John Ruskin, The Eagle’s Nest, 1872
Comfortable obliviousness
In a way it is even humiliating to watch coal-miners working. It raises in you a momentary doubt about your own status as an ‘intellectual’ and a superior person generally. For it is brought home to you, at least while you are watching, that it is only because miners sweat their guts out that superior persons can remain superior. You and I and the editor of the Times Lit. Supp., and the poets and the Archbishop of Canterbury and Comrade X, author of Marxism for Infants – all of us really owe the comparative decency of our lives to poor drudges underground, blackened to the eyes, with their throats full of coal dust, driving their shovels forward with arms and belly muscles of steel.
George Orwell, ‘Down the Mine’, 1937
Methodism and repression
Nothing was more often remarked by contemporaries of the workaday Methodist character, or of Methodist home-life, than its methodical, disciplined and repressed disposition. It is the paradox of a ‘religion of the heart’ that it should be notorious for the inhibition of all spontaneity. Methodism sanctioned ‘workings of the heart’ only upon the occasions of the Church; Methodists wrote hymns but no secular poetry of note; the idea of a passionate Methodist lover in these years is ludicrous. (‘Avoid all manner of passions’, advised Wesley.) The word is unpleasant; but it is difficult not to see in Methodism in these years a ritualized form of psychic masturbation. Energies and emotions which were dangerous to social order, or which were merely unproductive… were released in the harmless form of sporadic love-feasts, watch-nights, band-meetings or revivalist campaigns. At these love-feasts, after hymns and the ceremonial breaking of cake or water-biscuit, the preacher then spoke, in a raw emotional manner, of his spiritual experiences, temptations and contests with sin: ‘While the preacher is thus engaged, sighs, groans, devout aspirations, and… ejaculations of prayer or praise, are issuing from the audience in every direction.’

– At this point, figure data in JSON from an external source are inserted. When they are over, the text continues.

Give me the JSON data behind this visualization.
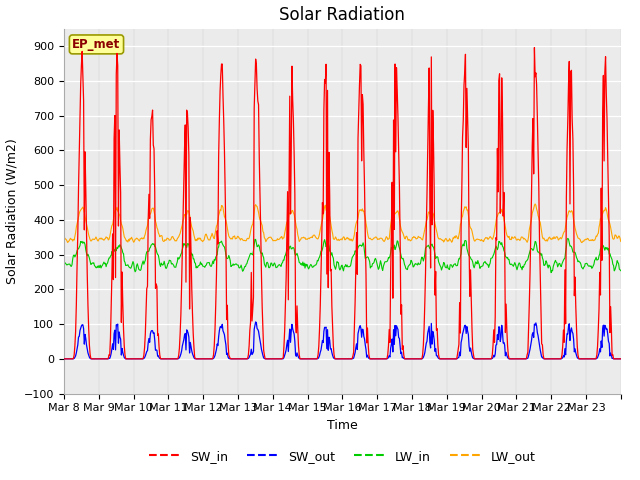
{
  "title": "Solar Radiation",
  "xlabel": "Time",
  "ylabel": "Solar Radiation (W/m2)",
  "ylim": [
    -100,
    950
  ],
  "yticks": [
    -100,
    0,
    100,
    200,
    300,
    400,
    500,
    600,
    700,
    800,
    900
  ],
  "date_labels": [
    "Mar 8",
    "Mar 9",
    "Mar 10",
    "Mar 11",
    "Mar 12",
    "Mar 13",
    "Mar 14",
    "Mar 15",
    "Mar 16",
    "Mar 17",
    "Mar 18",
    "Mar 19",
    "Mar 20",
    "Mar 21",
    "Mar 22",
    "Mar 23"
  ],
  "n_days": 16,
  "legend_label_box": "EP_met",
  "series_colors": {
    "SW_in": "#ff0000",
    "SW_out": "#0000ff",
    "LW_in": "#00cc00",
    "LW_out": "#ffa500"
  },
  "background_color": "#ebebeb",
  "grid_color": "#ffffff",
  "title_fontsize": 12,
  "axis_fontsize": 9,
  "tick_fontsize": 8
}
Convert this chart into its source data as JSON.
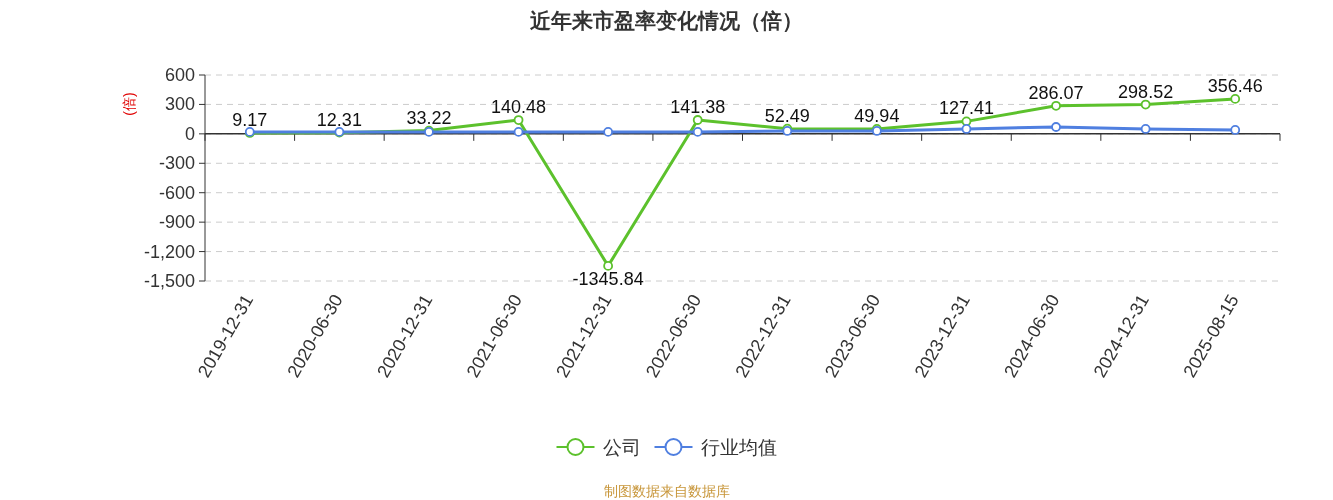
{
  "chart_data": {
    "type": "line",
    "title": "近年来市盈率变化情况（倍）",
    "ylabel": "(倍)",
    "categories": [
      "2019-12-31",
      "2020-06-30",
      "2020-12-31",
      "2021-06-30",
      "2021-12-31",
      "2022-06-30",
      "2022-12-31",
      "2023-06-30",
      "2023-12-31",
      "2024-06-30",
      "2024-12-31",
      "2025-08-15"
    ],
    "series": [
      {
        "name": "公司",
        "color": "#5cc12c",
        "values": [
          9.17,
          12.31,
          33.22,
          140.48,
          -1345.84,
          141.38,
          52.49,
          49.94,
          127.41,
          286.07,
          298.52,
          356.46
        ],
        "value_labels": [
          "9.17",
          "12.31",
          "33.22",
          "140.48",
          "-1345.84",
          "141.38",
          "52.49",
          "49.94",
          "127.41",
          "286.07",
          "298.52",
          "356.46"
        ]
      },
      {
        "name": "行业均值",
        "color": "#4f7fe0",
        "values": [
          20,
          20,
          20,
          20,
          20,
          20,
          30,
          30,
          50,
          70,
          50,
          40
        ]
      }
    ],
    "ylim": [
      -1500,
      600
    ],
    "yticks": [
      {
        "value": -1500,
        "label": "-1,500"
      },
      {
        "value": -1200,
        "label": "-1,200"
      },
      -900,
      -600,
      -300,
      0,
      300,
      600
    ],
    "grid": "y",
    "legend": "bottom",
    "marker": "circle",
    "line_style": "solid",
    "annotations": [
      "制图数据来自数据库"
    ]
  }
}
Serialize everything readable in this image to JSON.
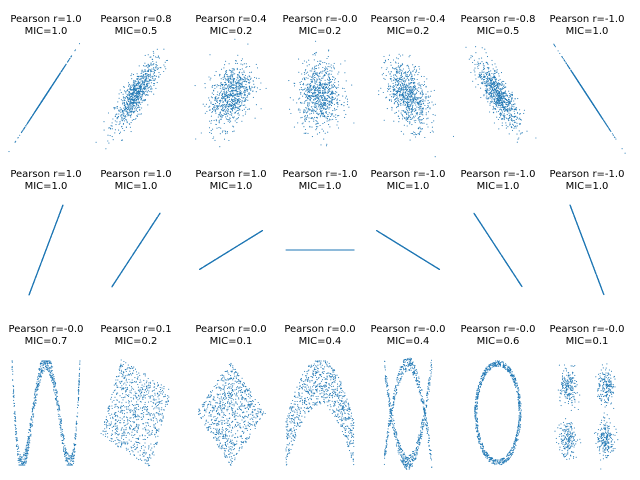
{
  "figure": {
    "point_color": "#1f77b4",
    "background": "#ffffff"
  },
  "chart_data": [
    {
      "type": "scatter",
      "title": "Pearson r=1.0",
      "subtitle": "MIC=1.0",
      "pattern": "correlated",
      "correlation": 1.0,
      "n_points": 800
    },
    {
      "type": "scatter",
      "title": "Pearson r=0.8",
      "subtitle": "MIC=0.5",
      "pattern": "correlated",
      "correlation": 0.8,
      "n_points": 800
    },
    {
      "type": "scatter",
      "title": "Pearson r=0.4",
      "subtitle": "MIC=0.2",
      "pattern": "correlated",
      "correlation": 0.4,
      "n_points": 800
    },
    {
      "type": "scatter",
      "title": "Pearson r=-0.0",
      "subtitle": "MIC=0.2",
      "pattern": "correlated",
      "correlation": 0.0,
      "n_points": 800
    },
    {
      "type": "scatter",
      "title": "Pearson r=-0.4",
      "subtitle": "MIC=0.2",
      "pattern": "correlated",
      "correlation": -0.4,
      "n_points": 800
    },
    {
      "type": "scatter",
      "title": "Pearson r=-0.8",
      "subtitle": "MIC=0.5",
      "pattern": "correlated",
      "correlation": -0.8,
      "n_points": 800
    },
    {
      "type": "scatter",
      "title": "Pearson r=-1.0",
      "subtitle": "MIC=1.0",
      "pattern": "correlated",
      "correlation": -1.0,
      "n_points": 800
    },
    {
      "type": "scatter",
      "title": "Pearson r=1.0",
      "subtitle": "MIC=1.0",
      "pattern": "rotated_line",
      "angle_deg": 60,
      "n_points": 800
    },
    {
      "type": "scatter",
      "title": "Pearson r=1.0",
      "subtitle": "MIC=1.0",
      "pattern": "rotated_line",
      "angle_deg": 45,
      "n_points": 800
    },
    {
      "type": "scatter",
      "title": "Pearson r=1.0",
      "subtitle": "MIC=1.0",
      "pattern": "rotated_line",
      "angle_deg": 22,
      "n_points": 800
    },
    {
      "type": "scatter",
      "title": "Pearson r=-1.0",
      "subtitle": "MIC=1.0",
      "pattern": "rotated_line",
      "angle_deg": 0,
      "n_points": 800
    },
    {
      "type": "scatter",
      "title": "Pearson r=-1.0",
      "subtitle": "MIC=1.0",
      "pattern": "rotated_line",
      "angle_deg": -22,
      "n_points": 800
    },
    {
      "type": "scatter",
      "title": "Pearson r=-1.0",
      "subtitle": "MIC=1.0",
      "pattern": "rotated_line",
      "angle_deg": -45,
      "n_points": 800
    },
    {
      "type": "scatter",
      "title": "Pearson r=-1.0",
      "subtitle": "MIC=1.0",
      "pattern": "rotated_line",
      "angle_deg": -60,
      "n_points": 800
    },
    {
      "type": "scatter",
      "title": "Pearson r=-0.0",
      "subtitle": "MIC=0.7",
      "pattern": "w_shape",
      "n_points": 800
    },
    {
      "type": "scatter",
      "title": "Pearson r=0.1",
      "subtitle": "MIC=0.2",
      "pattern": "rotated_square",
      "n_points": 800
    },
    {
      "type": "scatter",
      "title": "Pearson r=0.0",
      "subtitle": "MIC=0.1",
      "pattern": "diamond",
      "n_points": 800
    },
    {
      "type": "scatter",
      "title": "Pearson r=0.0",
      "subtitle": "MIC=0.4",
      "pattern": "parabola",
      "n_points": 800
    },
    {
      "type": "scatter",
      "title": "Pearson r=-0.0",
      "subtitle": "MIC=0.4",
      "pattern": "x_shape",
      "n_points": 800
    },
    {
      "type": "scatter",
      "title": "Pearson r=-0.0",
      "subtitle": "MIC=0.6",
      "pattern": "ring",
      "n_points": 800
    },
    {
      "type": "scatter",
      "title": "Pearson r=-0.0",
      "subtitle": "MIC=0.1",
      "pattern": "four_clusters",
      "n_points": 800
    }
  ]
}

In the tension which succeeded, individual members of the congregation then rose to their feet and made their intimate confessions of sin or temptation, often of a sexual implication… Since joy was associated with sin and guilt, and pain (Christ’s wounds) with goodness and love, so every impulse became twisted into the reverse, and it became natural to suppose that man or child only found grace in God’s eyes when performing painful, laborious or self-denying tasks. To labour and to sorrow was to find pleasure, and masochism was ‘Love’.